By Donna Sanders, Investment Advisor Representative for World Trend Financial

The IRS recently released a new publication (No. 4482) outlining the benefits of 403(b) plans. These are retirement plans offered by public schools and 501(c)(3) tax-exempt organizations. Here are some of the contribution limits, loan provisions and distribution/rollover rules outlined in the publication:

General annual contribution limits: $18,000 for elective deferrals (2017, indexed for inflation); total employer/employee contributions of $54,000 per year, or 100% of includable compensation, if less.

15-years-of-service catch-up contributions: The employee must have 15 years of service. The contributions are limited to the least of $3,000, $15,000 less previously excluded special catch-ups, or $5,000 times years of service, minus previously excluded deferrals.

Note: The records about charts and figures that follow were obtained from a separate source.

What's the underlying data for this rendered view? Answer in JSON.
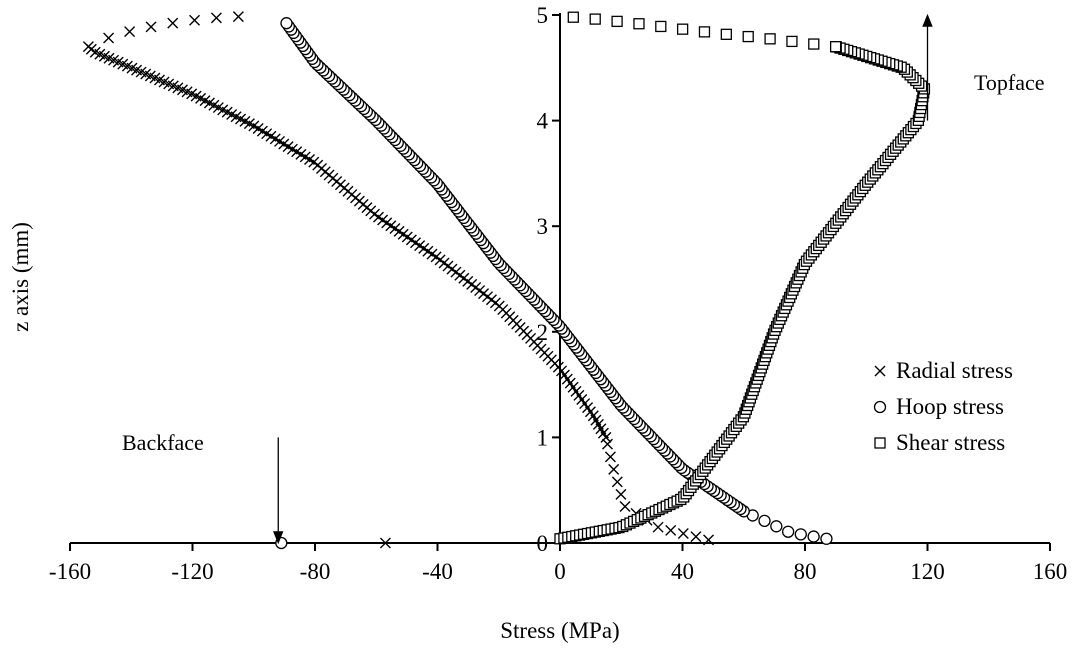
{
  "chart_data": {
    "type": "scatter",
    "xlabel": "Stress (MPa)",
    "ylabel": "z axis (mm)",
    "xlim": [
      -160,
      160
    ],
    "ylim": [
      0,
      5
    ],
    "x_ticks": [
      -160,
      -120,
      -80,
      -40,
      0,
      40,
      80,
      120,
      160
    ],
    "y_ticks": [
      0,
      1,
      2,
      3,
      4,
      5
    ],
    "x_tick_labels": [
      "-160",
      "-120",
      "-80",
      "-40",
      "0",
      "40",
      "80",
      "120",
      "160"
    ],
    "y_tick_labels": [
      "0",
      "1",
      "2",
      "3",
      "4",
      "5"
    ],
    "grid": false,
    "legend_position": "lower-right",
    "series": [
      {
        "name": "Radial stress",
        "marker": "cross",
        "color": "#000000",
        "anchors": [
          [
            48.5,
            0.03
          ],
          [
            32,
            0.15
          ],
          [
            21,
            0.35
          ],
          [
            17,
            0.75
          ],
          [
            15,
            1.0
          ],
          [
            11,
            1.2
          ],
          [
            0,
            1.65
          ],
          [
            -20,
            2.25
          ],
          [
            -40,
            2.7
          ],
          [
            -60,
            3.1
          ],
          [
            -80,
            3.6
          ],
          [
            -100,
            3.95
          ],
          [
            -120,
            4.25
          ],
          [
            -140,
            4.5
          ],
          [
            -152,
            4.65
          ],
          [
            -154,
            4.7
          ],
          [
            -146,
            4.8
          ],
          [
            -137,
            4.87
          ],
          [
            -125,
            4.93
          ],
          [
            -114,
            4.97
          ],
          [
            -102,
            4.99
          ]
        ],
        "extra_points": [
          [
            -57,
            0.0
          ]
        ]
      },
      {
        "name": "Hoop stress",
        "marker": "circle",
        "color": "#000000",
        "anchors": [
          [
            87,
            0.04
          ],
          [
            75,
            0.1
          ],
          [
            60,
            0.3
          ],
          [
            40,
            0.7
          ],
          [
            20,
            1.3
          ],
          [
            0,
            2.05
          ],
          [
            -20,
            2.65
          ],
          [
            -40,
            3.4
          ],
          [
            -60,
            4.0
          ],
          [
            -80,
            4.55
          ],
          [
            -90,
            4.95
          ]
        ],
        "extra_points": [
          [
            -91,
            0.0
          ]
        ]
      },
      {
        "name": "Shear stress",
        "marker": "square",
        "color": "#000000",
        "anchors": [
          [
            0,
            0.04
          ],
          [
            20,
            0.15
          ],
          [
            40,
            0.42
          ],
          [
            60,
            1.2
          ],
          [
            70,
            2.0
          ],
          [
            80,
            2.65
          ],
          [
            100,
            3.4
          ],
          [
            117,
            4.0
          ],
          [
            119,
            4.3
          ],
          [
            112,
            4.5
          ],
          [
            90,
            4.7
          ],
          [
            70,
            4.77
          ],
          [
            50,
            4.83
          ],
          [
            25,
            4.92
          ],
          [
            12,
            4.96
          ],
          [
            0,
            4.99
          ]
        ],
        "extra_points": []
      }
    ],
    "annotations": [
      {
        "text": "Topface",
        "arrow": "up",
        "at": [
          120,
          4.0
        ],
        "to": [
          120,
          4.95
        ]
      },
      {
        "text": "Backface",
        "arrow": "down",
        "at": [
          -92,
          1.0
        ],
        "to": [
          -92,
          0.05
        ]
      }
    ]
  }
}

Age-50 catch-up contributions: An additional $6,000 per year (2017, indexed for inflation). This may allow the employee/employer combined contribution reach $60,000.

Post-service contributions: If the plan allows, the former employee may defer, up to the annual contribution limits, accumulated sick pay, accumulated vacation pay, and back pay if done before the end of the calendar year they leave employment, or 2 ½ months after leaving, if later. The employer may contribute up to the combined annual employer/employee contribution limit for the former employee for up to 5 years following the end of the year the employee left employment. The former employee cannot elect to receive this money in cash. These post-service employer contributions must end upon the former employee’s death.

Loans: If allowed by the 403(b) plan and the annuity, the following rules apply: $50,000 limit for all loans at any time, payments at least quarterly, terms of no more than 5 years (unless for purchase of primary home), and a reasonable rate of interest.

Distributions: The employee elective deferrals are generally available upon death, age 59 ½, severance from employment or disability, and no later than the later of age 70 ½ or retirement. Employee contributions may be available earlier if allowed in the plan and annuity.

Rollovers: Must satisfy eligible distribution rules (see above), and are permitted to and from other retirement plans.